Awalnya cukup heran ketika orang-orang bilang banyak orang Amerika yang tidak pernah keluar negeri. Hem… dulu saya berpikir, apa mereka sekampungan atau semiskin itu sampai-sampai tidak bisa pergi keluar negeri, keluar Amerika. Setelah tinggal di sini, saya paham, tanpa harus bertanya. Wajar saja mereka tidak pernah keluar dari Amerika. Amerika sangatlah luas, terdiri dari 50 negara bagian. Mungkin tidak banyak orang yang sudah mengunjungi lebih dari 10 negara bagian di Amerika.
Liburan kali ini kampus teramat sepi, terasa “mencekam” bagi saya yang merasa “homesick”. Untunglah ada keluarga Indonesia-Amerika yang bersedia menampung. Tidak hanya menampung, mereka memberi kejutan dengan mengajak saya berlibur melintasi 4 negara bagian yang saya rangkum di bawah ini:
Jilid I: Mudik ala Keluarga Martin
Ternyata tradisi mudik tidak hanya dimiliki oleh penduduk Muslim di beberapa negara, khususnya Indonesia, negara saya tercinta. Mereka yang merayakan natal dan tahun baru di Amerika juga melakukan tradisi mudik. Memang jauh dari kekhasan mudik Indonesia, macet. Tapi, intinya sama. Mereka pergi ke kampung halaman, ke rumah orang tua kalau masih ada, dan berkumpul bersama mengobati rasa kangen, meninggalkan kesibukan kerja atau kuliah.

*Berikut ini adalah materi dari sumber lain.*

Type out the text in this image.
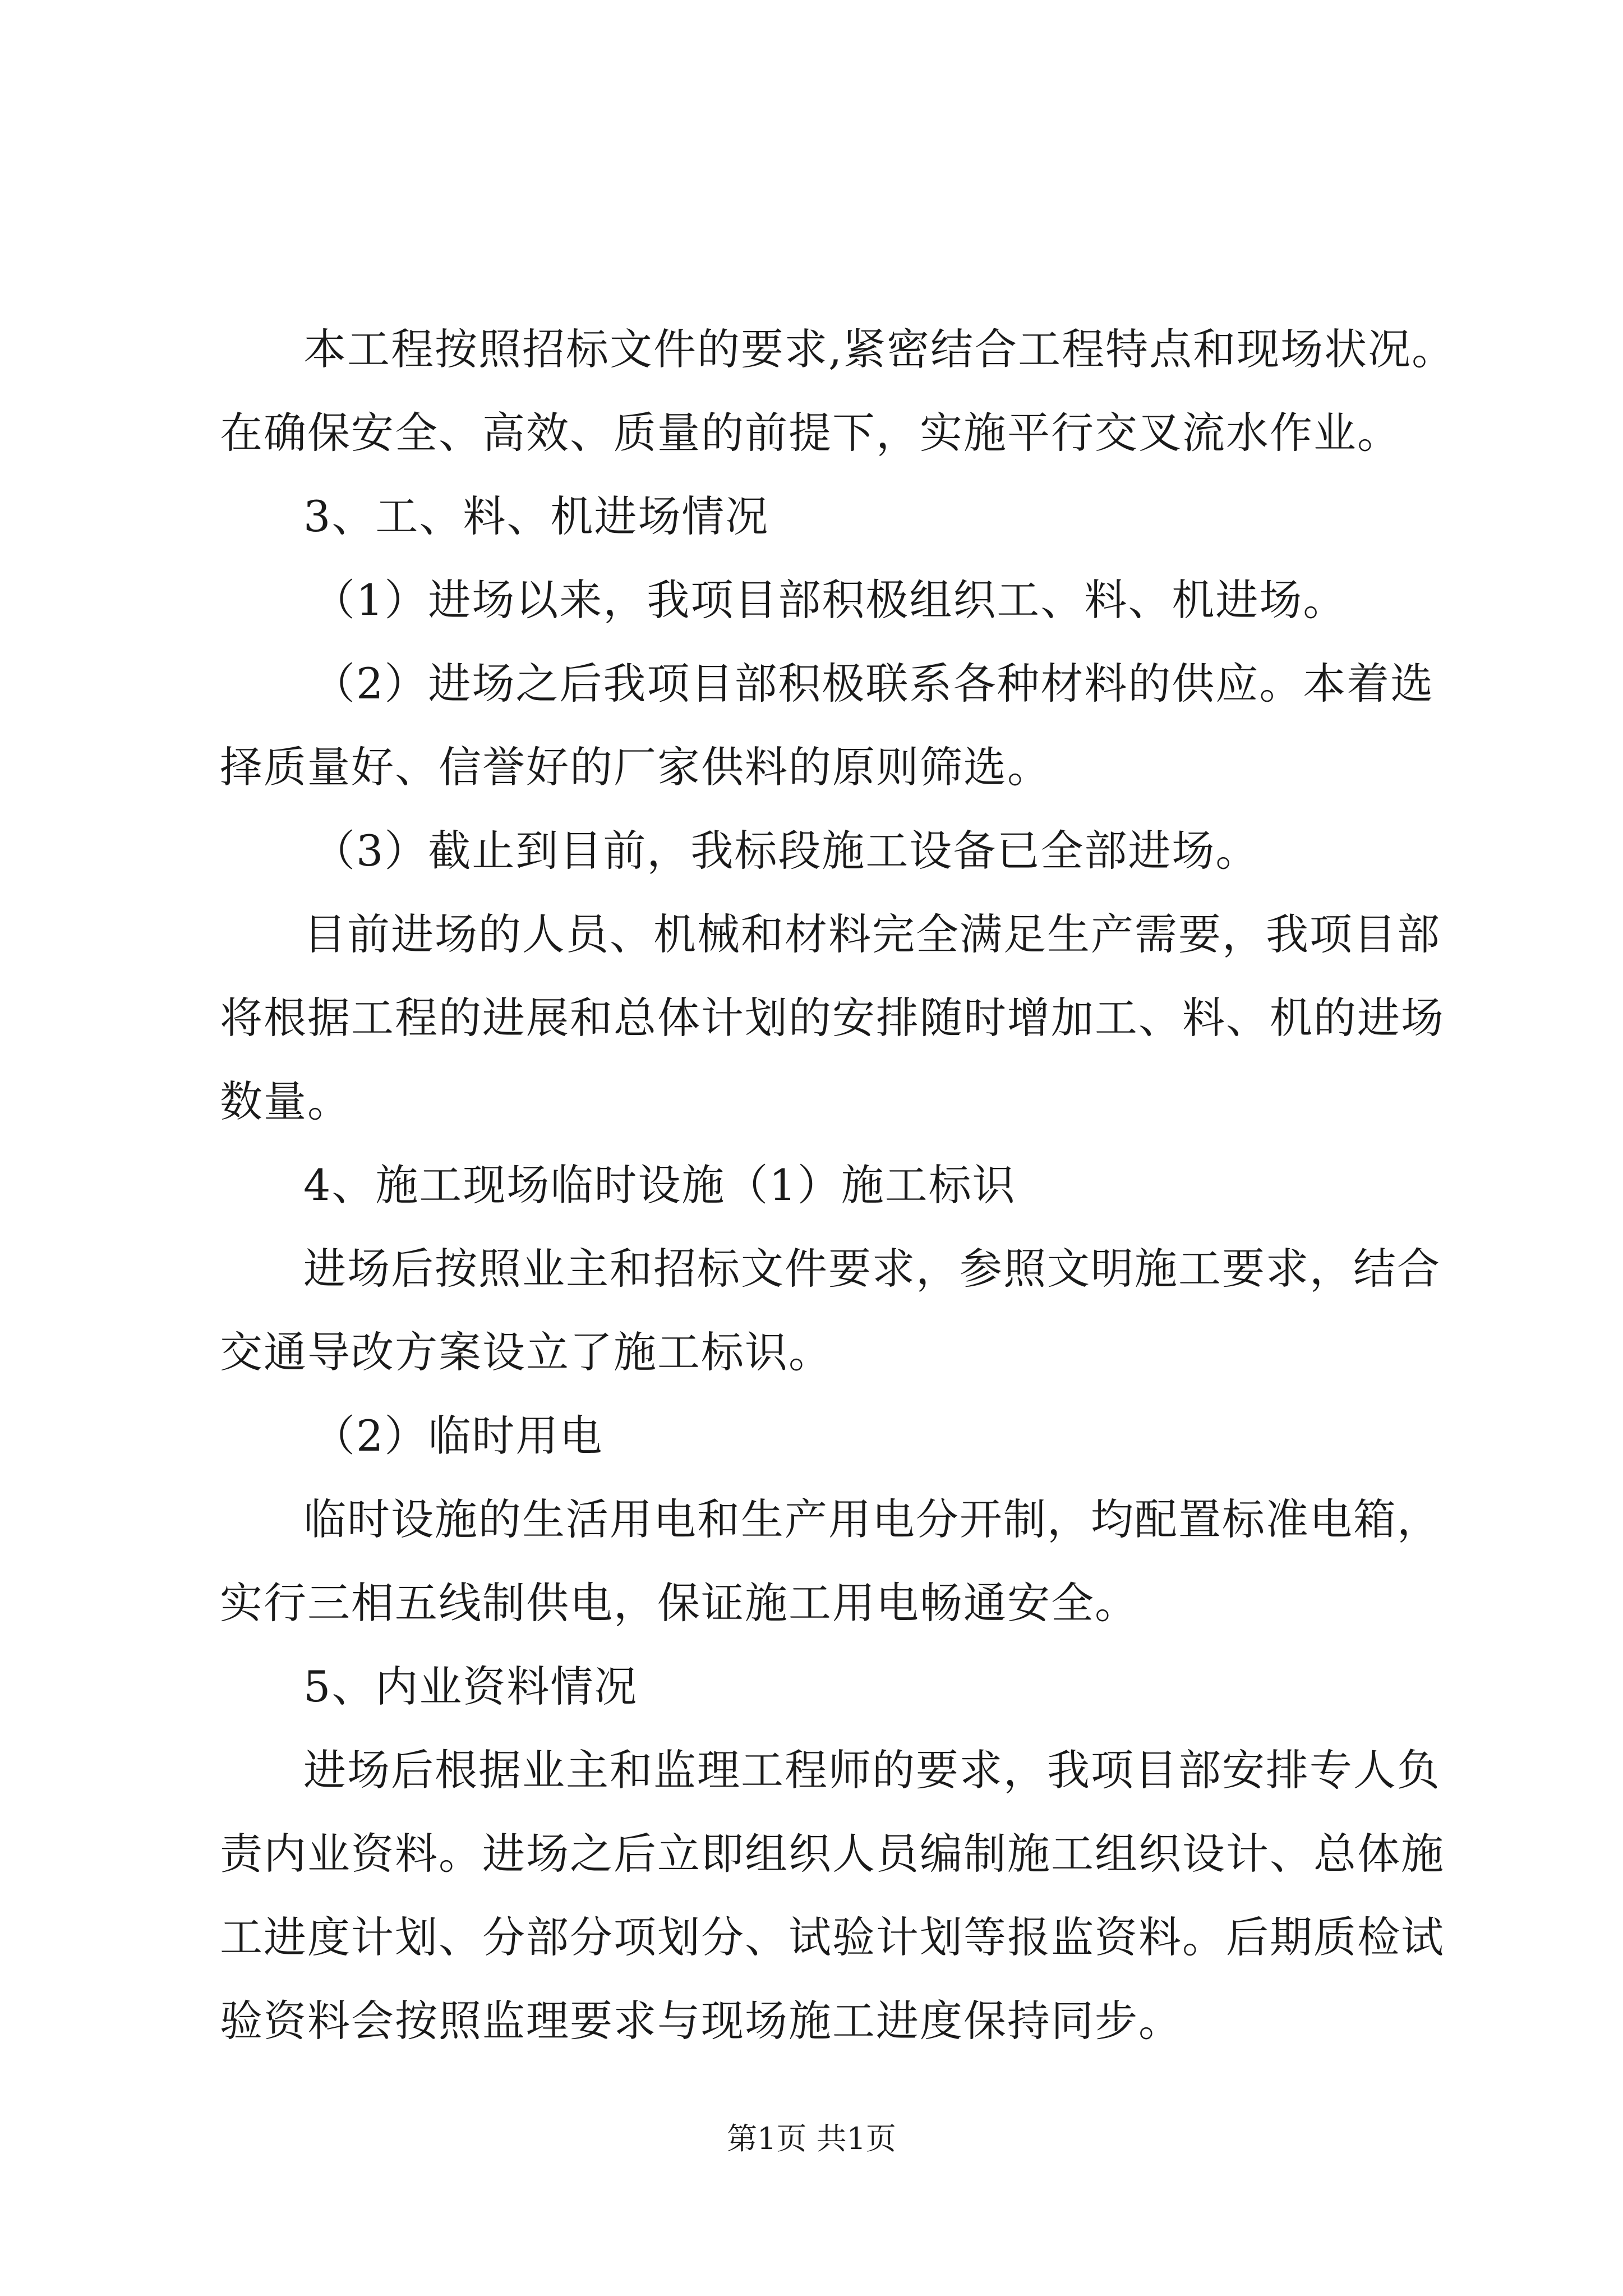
本工程按照招标文件的要求,紧密结合工程特点和现场状况。
在确保安全、高效、质量的前提下，实施平行交叉流水作业。
3、工、料、机进场情况
（1）进场以来，我项目部积极组织工、料、机进场。
（2）进场之后我项目部积极联系各种材料的供应。本着选
择质量好、信誉好的厂家供料的原则筛选。
（3）截止到目前，我标段施工设备已全部进场。
目前进场的人员、机械和材料完全满足生产需要，我项目部
将根据工程的进展和总体计划的安排随时增加工、料、机的进场
数量。
4、施工现场临时设施（1）施工标识
进场后按照业主和招标文件要求，参照文明施工要求，结合
交通导改方案设立了施工标识。
（2）临时用电
临时设施的生活用电和生产用电分开制，均配置标准电箱，
实行三相五线制供电，保证施工用电畅通安全。
5、内业资料情况
进场后根据业主和监理工程师的要求，我项目部安排专人负
责内业资料。进场之后立即组织人员编制施工组织设计、总体施
工进度计划、分部分项划分、试验计划等报监资料。后期质检试
验资料会按照监理要求与现场施工进度保持同步。
第1页 共1页
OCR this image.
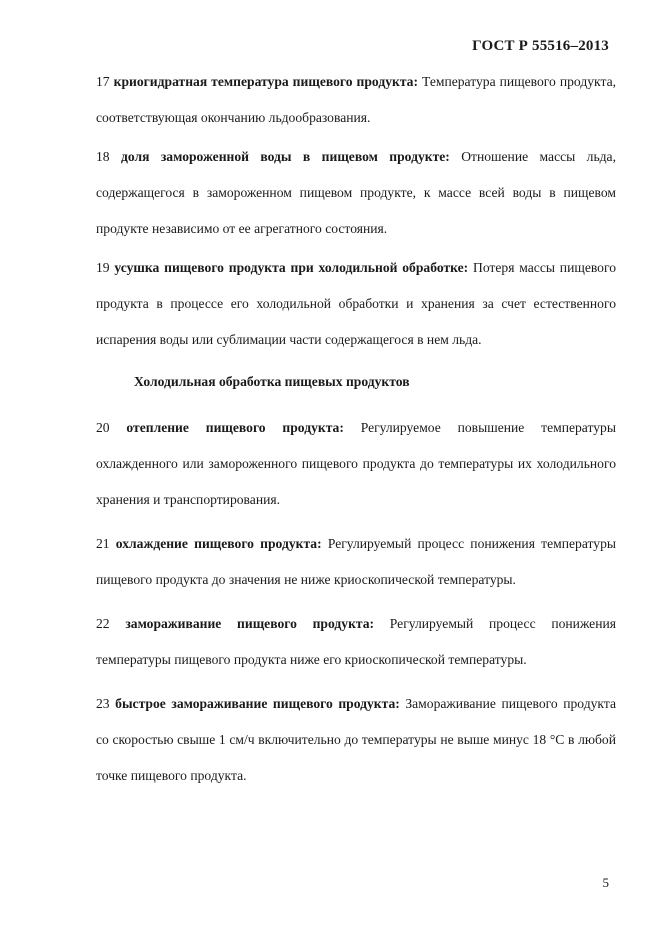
ГОСТ Р 55516–2013

17 криогидратная температура пищевого продукта: Температура пищевого продукта, соответствующая окончанию льдообразования.

18 доля замороженной воды в пищевом продукте: Отношение массы льда, содержащегося в замороженном пищевом продукте, к массе всей воды в пищевом продукте независимо от ее агрегатного состояния.

19 усушка пищевого продукта при холодильной обработке: Потеря массы пищевого продукта в процессе его холодильной обработки и хранения за счет естественного испарения воды или сублимации части содержащегося в нем льда.

Холодильная обработка пищевых продуктов

20 отепление пищевого продукта: Регулируемое повышение температуры охлажденного или замороженного пищевого продукта до температуры их холодильного хранения и транспортирования.

21 охлаждение пищевого продукта: Регулируемый процесс понижения температуры пищевого продукта до значения не ниже криоскопической температуры.

22 замораживание пищевого продукта: Регулируемый процесс понижения температуры пищевого продукта ниже его криоскопической температуры.

23 быстрое замораживание пищевого продукта: Замораживание пищевого продукта со скоростью свыше 1 см/ч включительно до температуры не выше минус 18 °С в любой точке пищевого продукта.

5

Mimbres, Silver City, New Mexico
Menempuh perjalanan 13 jam atau sekitar 800 mil tanpa macet, akhirnya saya sampai di New Mexico. Ternyata, dari 800 mil jarak tersebut, sekitar 600 mil perjalanan hanya untuk menuju perbatasan Texas-New Mexico. Texas, negara bagian di mana saya kuliah, memang merupakan negara bagian terbesar di daratan Amerika (Alaska yang terbesar, tapi letaknya di lepas pantai, tidak termasuk daratan utama Amerika). Lewat El Paso, daerah yang terletak di perbatasan Texas-New Mexico, saya bisa melihat Mexico. Betapa terlihat perbedaan dalam hal kesejahteraan diantara dua negara bertetangga tersebut. Texas dan Mexico hanya dipisahkan oleh sungai yang lebar dan perbukitan. Perjalanan saya melintasi perbatasan juga membuat saya mengetahui fakta miris bahwa banyak penduduk Mexico yang mencoba melintasi perbatasan dengan cara yang ilegal dan tewas karena derasnya arus sungai atau kelelahan tanpa minum dan makan saat berjalan melintasi perbukitan menghindari pengawasan polisi perbatasan. Sungguh miris, demi mencari sesuap nasi, mengadu nasib di negara tetangga yang kaya, banyak yang menjadi korban. Saya jadi teringat para TKI yang mengadu nasib di Malaysia, meskipun berbeda ceritanya, tapi intinya tetap sama :(.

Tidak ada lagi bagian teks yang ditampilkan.